The demographic transformation can be measured all over the US on issues ranging from gay marriage to the Cuban embargo. The graph of opinion on such matters vs. age is very nearly a straight line in many cases. They appear to shift downward at about 2% annually, a little faster on some issues in some places, a little slower in others. Health care is already running about even in the South, according to a Daily Kos/Research 2000 poll. It is only the built-in delay between public opinion shifting and electoral consequences, plus corporate money, that is keeping Southern politics from tipping on Health Care right now.
Everybody in Alabama can see the signs of the fading of the old ways that kissthespy described. We saw how some of the changes started to happen a long time ago in the book and movie Fried Green Tomatoes, and they can easily be traced in history and literature much further back, and forward to today. We have seen it in the headlines. We can see it here and there in Alabama politics. We can see it in Birmingham, which among other things was the first city in the US to buy One Laptop Per Child XO laptops for its schoolchildren. (I'll have more to say about that another time.)
Everybody sees it. Everybody knows. That means that the old anti-everything alliance is scared. It can see the writing on the wall. The Bible says that the original writing, "Mene, mene, tekel, upharsin" meant, "You have been measured in the balance, and found wanting. Your kingdom will be divided among your enemies." Amen, brothers and sisters. Were you wondering about those racists foaming at the mouth about Reparations? Well, there you go. They heard it from God himself.
When the end of a regime is near, when its ideas are utterly discredited and about to be abandoned forever. it always attempts to whip up a froth of persecution fantasies. It always attempts to rally all of its old forces, and to inspire them to new heights of ferocious loyalty. It always attempts to stifle and stomp on the new. So it should be no surprise that Alabama is temporarily going back again to the old climate of fear, bringing out the old symbols, repeating the old slogans and a few new ones. The entire Old Confederacy is there with them. Well, all of it that survives. There is much less of it in Virginia and North Carolina, which Obama won last year, and a lot more of it in Alabama and its neighbors.
Old-line Alabama is raring for a third go at the Union, the Yankees, and the Second Coming of Abraham Lincoln in the form of a mixed-race president. They face even worse odds than the previous two times, because now a modest majority of their own young voters have rejoined the Union mentally and morally as well as physically, mostly rejecting racism and intolerance, enough to put the entire state in the balance.
The problem, as in any conquest of the world by the younger generation, is that the older generation regards it as its duty to hold off their children until they have grown nearly as old and preferably twice as hidebound as their elders. But the problem for the older generation in Alabama is that they are failing more and more with each new generation.

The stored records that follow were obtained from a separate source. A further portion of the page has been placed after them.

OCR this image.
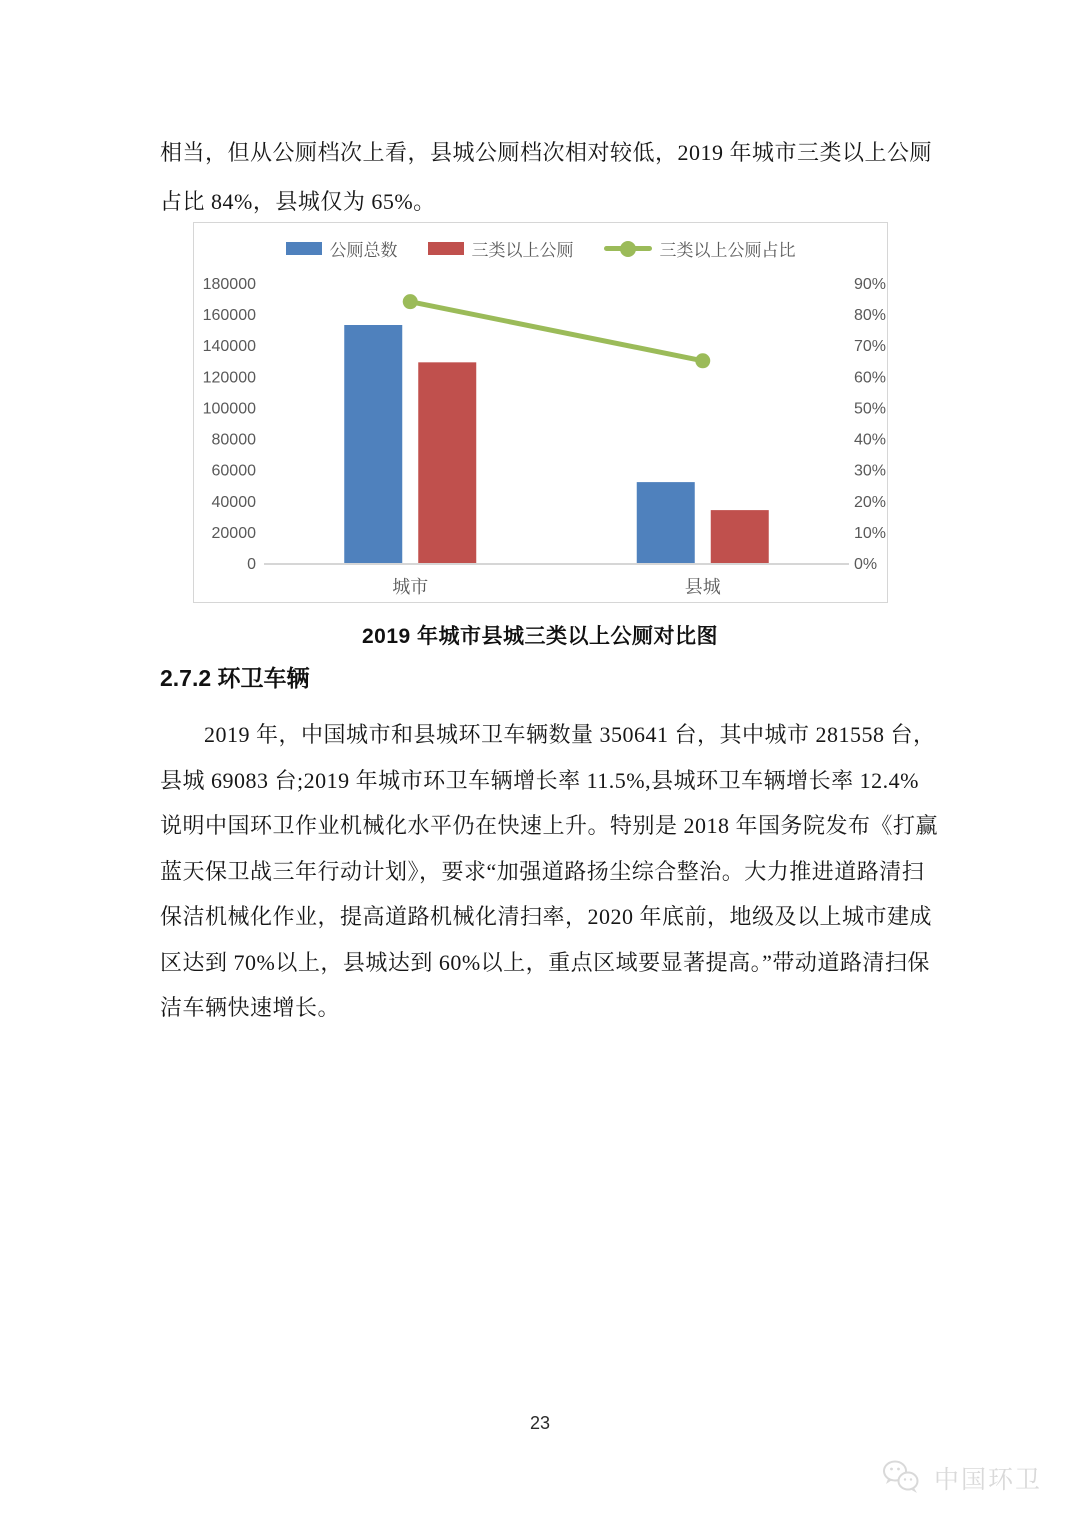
相当，但从公厕档次上看，县城公厕档次相对较低，2019 年城市三类以上公厕
占比 84%，县城仅为 65%。
180000
160000
140000
120000
100000
80000
60000
40000
20000
0
90%
80%
70%
60%
50%
40%
30%
20%
10%
0%
城市	县城
公厕总数	三类以上公厕	三类以上公厕占比
2019 年城市县城三类以上公厕对比图
2.7.2 环卫车辆
2019 年，中国城市和县城环卫车辆数量 350641 台，其中城市 281558 台，
县城 69083 台;2019 年城市环卫车辆增长率 11.5%,县城环卫车辆增长率 12.4%
说明中国环卫作业机械化水平仍在快速上升。特别是 2018 年国务院发布《打赢
蓝天保卫战三年行动计划》，要求“加强道路扬尘综合整治。大力推进道路清扫
保洁机械化作业，提高道路机械化清扫率，2020 年底前，地级及以上城市建成
区达到 70%以上，县城达到 60%以上，重点区域要显著提高。”带动道路清扫保
洁车辆快速增长。
23
中国环卫
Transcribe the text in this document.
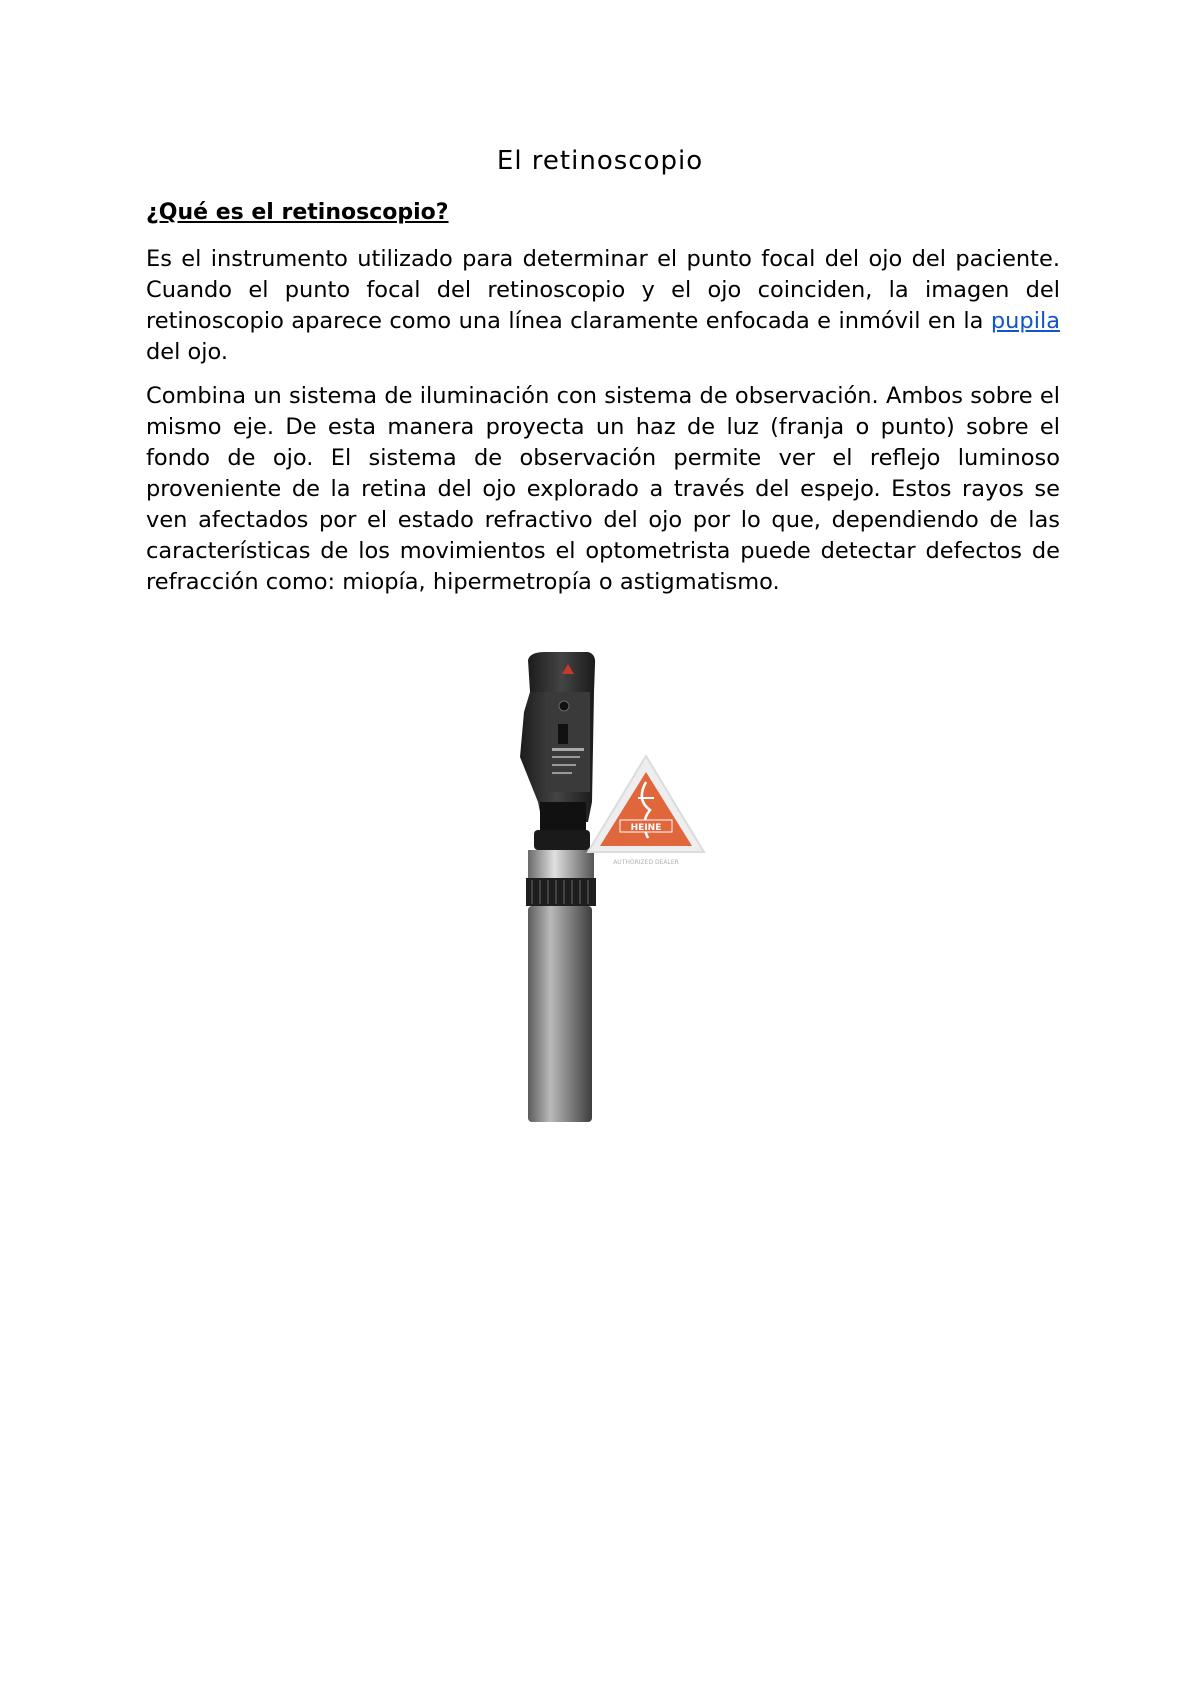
El retinoscopio
¿Qué es el retinoscopio?

Es el instrumento utilizado para determinar el punto focal del ojo del paciente. Cuando el punto focal del retinoscopio y el ojo coinciden, la imagen del retinoscopio aparece como una línea claramente enfocada e inmóvil en la pupila del ojo.

Combina un sistema de iluminación con sistema de observación. Ambos sobre el mismo eje. De esta manera proyecta un haz de luz (franja o punto) sobre el fondo de ojo. El sistema de observación permite ver el reflejo luminoso proveniente de la retina del ojo explorado a través del espejo. Estos rayos se ven afectados por el estado refractivo del ojo por lo que, dependiendo de las características de los movimientos el optometrista puede detectar defectos de refracción como: miopía, hipermetropía o astigmatismo.

HEINE
AUTHORIZED DEALER
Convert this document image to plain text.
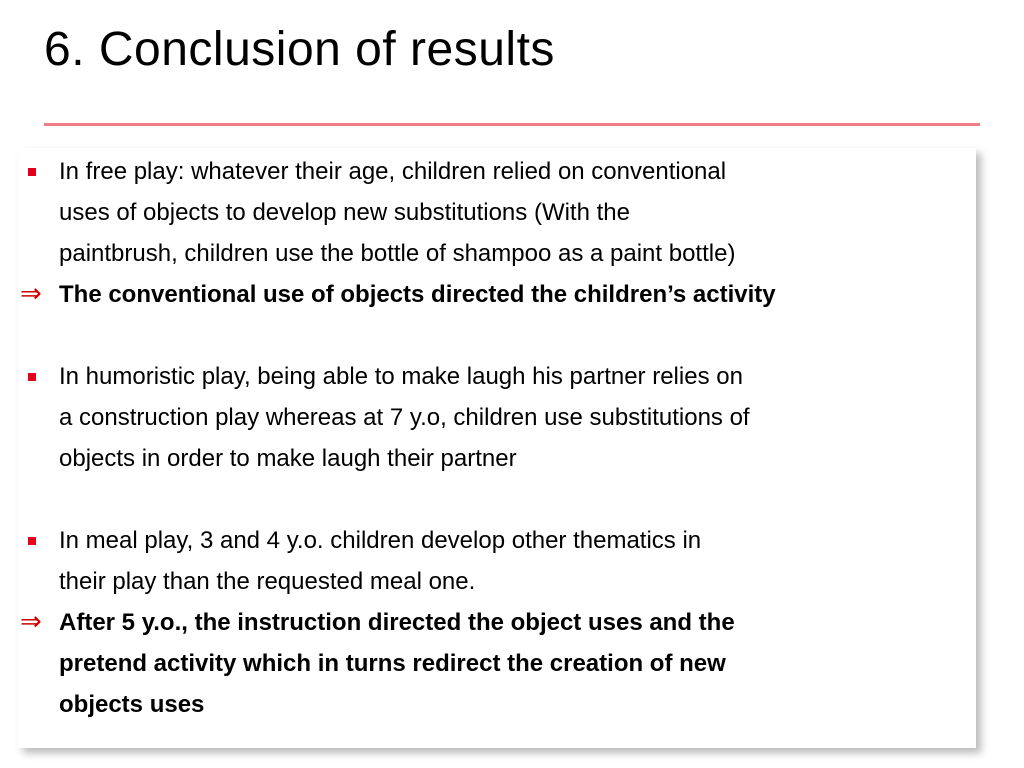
6. Conclusion of results
In free play: whatever their age, children relied on conventional
uses of objects to develop new substitutions (With the
paintbrush, children use the bottle of shampoo as a paint bottle)
⇒ The conventional use of objects directed the children’s activity
In humoristic play, being able to make laugh his partner relies on
a construction play whereas at 7 y.o, children use substitutions of
objects in order to make laugh their partner
In meal play, 3 and 4 y.o. children develop other thematics in
their play than the requested meal one.
⇒ After 5 y.o., the instruction directed the object uses and the
pretend activity which in turns redirect the creation of new
objects uses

So, yes, it's scary for our side, but these are the problems we want to have. We can't get through them and get over them if we aren't willing to bring them up. But these problems won't last as long as their supporters are trying to convince themselves they will. Think of this as a political bubble, like the recent tech and housing bubbles, that will grow and grow until it bursts and there is nothing left of it but wreckage.